Most recently, I read Kimi Eisele’s The Lightest Object in the Universe, which is described as “hopeful apocalyptic fiction” for its depiction of communal living and support among neighbors. However, the book opens with a quick history of how the infrastructure fell apart, depicting a series of economic and environmental factors, including the flu, leading to the breakdown of electricity and supply chains:

“The Lightest Object in the Universe”, Kindle edition.

Eisele’s factors are more Snow Crash than the Stand, with hyperinflation and oil supply chain breakdown. While the complete breakdown of the supply chain and power grid may be unlikely in the immediate future, the impact of the coronavirus on the world economic markets has made me feel that we are all more financially vulnerable than we would like to think we are. Seeing the impact of the virus on the world’s economies, combined with the obvious drain on the supply chain from stockpiling for quarantines, it is a reminder that the reason dystopian fiction sells so well is because we are always only two steps away from society potentially breaking down, with or without without the electrical infrastructure we’ve built on for the last century.

In the event of a breakdown of society in the U.S. though, my family unit is better poised than most to survive thanks to our experience in the Scouting and Guiding systems. I have never been worried about mine or my loved ones’ survival. Rather, I have been worried about having to deal with everyone else acting like a crazed maniac in irrational attempts to survive. Seriously, New Yorkers, you are buying bottled water and stripping stores bare over one confirmed case in Manhattan where the woman is already quarantined. Stores are sold out of what I still call “SARS masks”, even though less than half the population bothers to get a flu shot. I can’t find the statistics but I would bet money that the same people who are preparing for the flupocalypse are also not washing their hands any more frequently than before. What kind of mayhem would result if this disease had a higher mortality rate than 2.4%?

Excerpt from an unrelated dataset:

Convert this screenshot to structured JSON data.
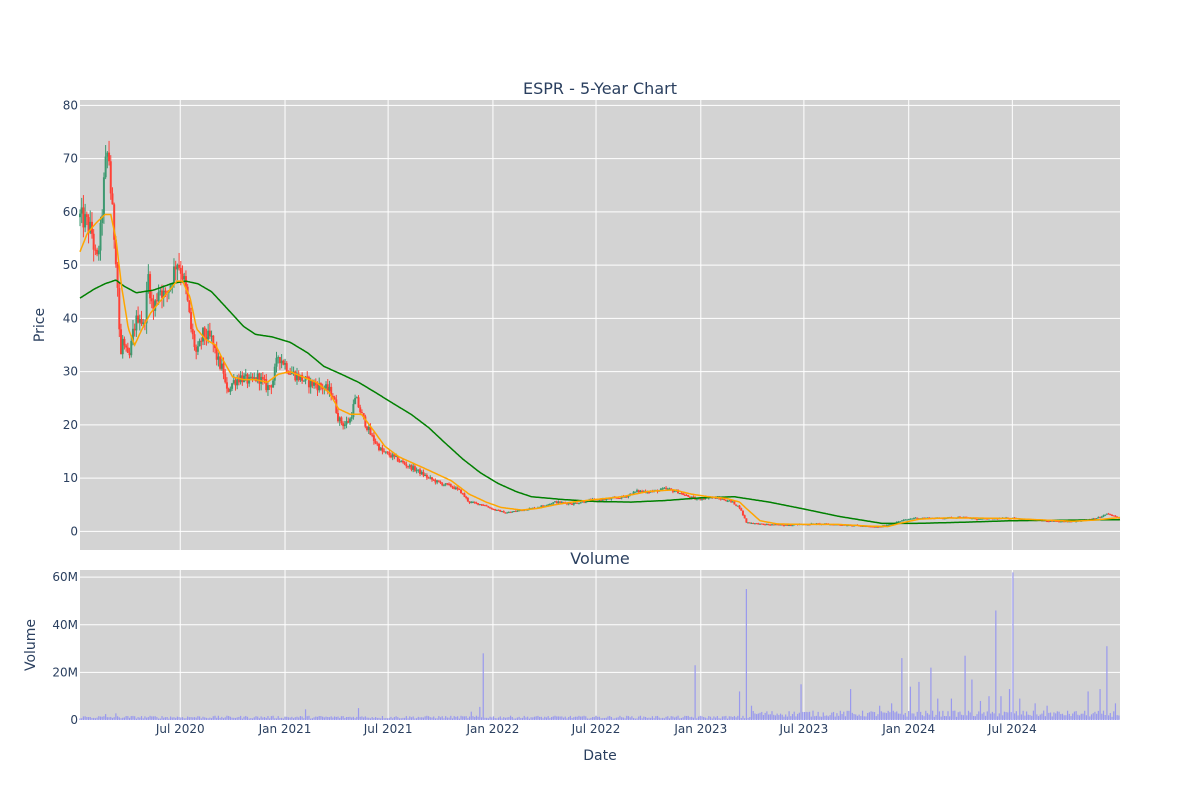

Fear of the disease has become irrelevant in the wake of the imminent disease strike in NYC though, so we’re preparing for quarantine at home. We’ll stock up on dried beans and rice, canned tuna, frozen and long-life storage vegetables. We’ll prep to work from home, or to have stores around us closed, because we can. I am more concerned for those who cannot take time off, or who cannot afford to stockpile, or both. Food pantries are worried about providing supplies to people in case of a quarantine. Care workers, especially those working with vulnerable populations like the elderly or hospitalized, are already underpaid and given little time off – is it any wonder that the outbreak in Seattle is centered around a seniors care facility? We have set up a society where we have a massive working population whose pay and vacation are so limited that they literally cannot withdraw from contact with others at the risk of food and shelter insecurity. It is meaningless to have a quarantine in a society with this level of inequality. Perhaps, after all, a societal collapse is not only imminent, but needed: a panic and freak out for the ages.